Why Summer Camps Like This Matter
1. They Prevent Learning Loss By Deepening Learning
Learning in early childhood is not about memorising facts. It is a spiral process, where children revisit ideas again and again, each time building deeper understanding.
Summer camps that are grounded in exploration allow children to:
- return to the same ideas across days and weeks
- test new theories
- refine their thinking
This kind of repetition is not redundancy;it is how learning strengthens.
Without these opportunities, children risk losing not just information, but momentum in their thinking.
2. They Give Children Time to Think
During the school year, time is often structured and compressed.
Summer camps offer something rare: time to linger.
Time to:
- stay with a question
- try multiple approaches
- experience failure and revision
As meaningful learning requires experiences to be revisited and reflected on over time, these slower rhythms are essential for deep understanding .
3. They Position Children as Researchers
In this camp, books are not used to “teach” concepts.
They are used to provoke thinking.
Each week, a carefully chosen text opens a new doorway into movement—inviting children to question, investigate, and construct their own explanations.
This aligns with a key idea in early childhood pedagogy: learning happens most powerfully when environments and materials are designed to spark curiosity and exploration .
A Closer Look: The “What Moves?” Journey
Each week builds on the previous one, allowing children to revisit and expand their understanding of motion.
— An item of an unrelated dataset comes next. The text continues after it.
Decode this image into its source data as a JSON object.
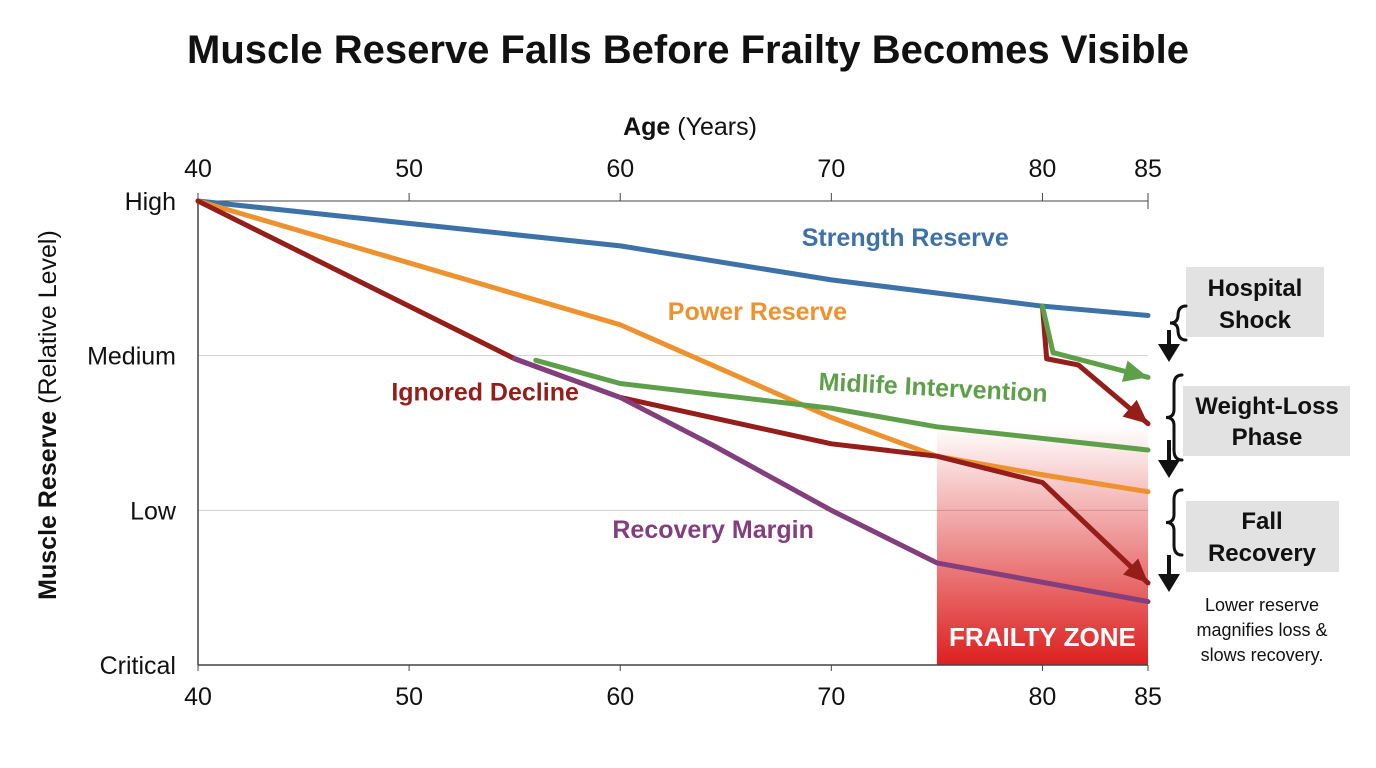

Week 1: Push, Pull, and Getting Stuck
Sheep in a Jeep introduces motion through humour and rhythm.
Children explore:
- What makes something move—or stop
- How pushing and pulling changes outcomes
- Cause and effect through real experiences
This week is rich in storytelling, reenactment, and collaborative thinking.
Week 2: Invisible Forces
Gravity expands children’s thinking beyond what they can see.
They begin to ask:
- What makes things fall?
- Can something move without being touched?
Here, children move into abstract thinking—building theories about forces they cannot directly observe.
Week 3: Balance and Instability
Balancing Act shifts the focus to stillness within movement.
Children investigate:
- What keeps something stable
- Why structures fall
- How small changes affect outcomes
This week is filled with testing, redesigning, and problem-solving.
More Than STEM—A Way of Thinking
While this camp is rooted in STEM, what children are really developing is a way of thinking:
- Asking meaningful questions
- Testing and revising ideas
- Communicating through multiple languages
- Learning with and from others
They are learning how to learn.
And perhaps most importantly, they are experiencing themselves as capable thinkers.
As Loris Malaguzzi emphasised, children are not empty vessels but strong, competent individuals with the ability to construct their own understanding of the world .
Rethinking Summer
Summer doesn’t have to be a pause.
It can be a continuation—a deepening—a different rhythm of learning.
When camps are designed with intention, they:
- prevent learning loss
- nurture curiosity
- build confidence
- and honour the natural ways children learn
Because when children are given time, space, and meaningful experiences, learning doesn’t just continue.